1. ## Integral involving lnx

I have an integral i cant seem to figure out how to do.

$\int \frac {2^\ln x} { x } dx$

would i use u - substition like:

$u = {2^\ln x}$
Then,

$du = {e^\ln 2x$

Do, i then assign K = ln2

Then,

$\frac {e^k^x}{k}$

Then fill back in for k?

2. ## Re: Integral involving lnx

Originally Posted by icelated
I have an integral i cant seem to figure out how to do.

$\int \frac {2^\ln x} { x } dx$

would i use u - substition like:

$u = {2^\ln x}$
Then,

$du = {e^\ln 2x$

Do, i then assign K = ln2

Then,

$\frac {e^k^x}{k}$

Then fill back in for k?

$\int 2^{\ln x} \cdot \frac{1}{x} \, dx$

let $u = \ln{x}$ ...

3. ## Re: Integral involving lnx

wolfram gives me an answer 2^lnx / lnx how did they get there?

4. ## Re: Integral involving lnx

Originally Posted by icelated
wolfram gives me an answer 2^lnx / lnx how did they get there?
Are you sure you read that correctly?
Could it be $\frac{2^{\ln(x)}}{\ln(2)}~?$

5. ## Re: Integral involving lnx

yes , sorry thats what i meant. =(

6. ## Re: Integral involving lnx

Originally Posted by icelated
yes , sorry thats what i meant.
Find the derivative of that to see how it works.
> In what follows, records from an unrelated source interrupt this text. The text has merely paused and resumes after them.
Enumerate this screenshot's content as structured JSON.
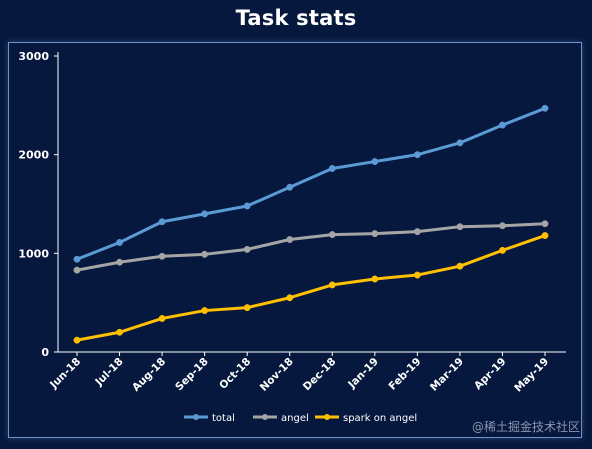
{
  "watermark": "@稀土掘金技术社区",
  "chart_data": {
    "type": "line",
    "title": "Task stats",
    "xlabel": "",
    "ylabel": "",
    "ylim": [
      0,
      3000
    ],
    "yticks": [
      0,
      1000,
      2000,
      3000
    ],
    "categories": [
      "Jun-18",
      "Jul-18",
      "Aug-18",
      "Sep-18",
      "Oct-18",
      "Nov-18",
      "Dec-18",
      "Jan-19",
      "Feb-19",
      "Mar-19",
      "Apr-19",
      "May-19"
    ],
    "legend_position": "bottom",
    "grid": false,
    "series": [
      {
        "name": "total",
        "color": "#5b9bd5",
        "values": [
          940,
          1110,
          1320,
          1400,
          1480,
          1670,
          1860,
          1930,
          2000,
          2120,
          2300,
          2470
        ]
      },
      {
        "name": "angel",
        "color": "#a5a5a5",
        "values": [
          830,
          910,
          970,
          990,
          1040,
          1140,
          1190,
          1200,
          1220,
          1270,
          1280,
          1300
        ]
      },
      {
        "name": "spark on angel",
        "color": "#ffc000",
        "values": [
          120,
          200,
          340,
          420,
          450,
          550,
          680,
          740,
          780,
          870,
          1030,
          1180
        ]
      }
    ]
  }
}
7. ## Re: Integral involving lnx

the dirivitive is 1/x dx would i need to solve for x?

8. ## Re: Integral involving lnx

I think i get it. Du = 1/x dx

So, i would have 2^u du ?
then, integrate

9. ## Re: Integral involving lnx

Originally Posted by icelated
I think i get it. Du = 1/x dx

So, i would have 2^u du ?
then, integrate
that's it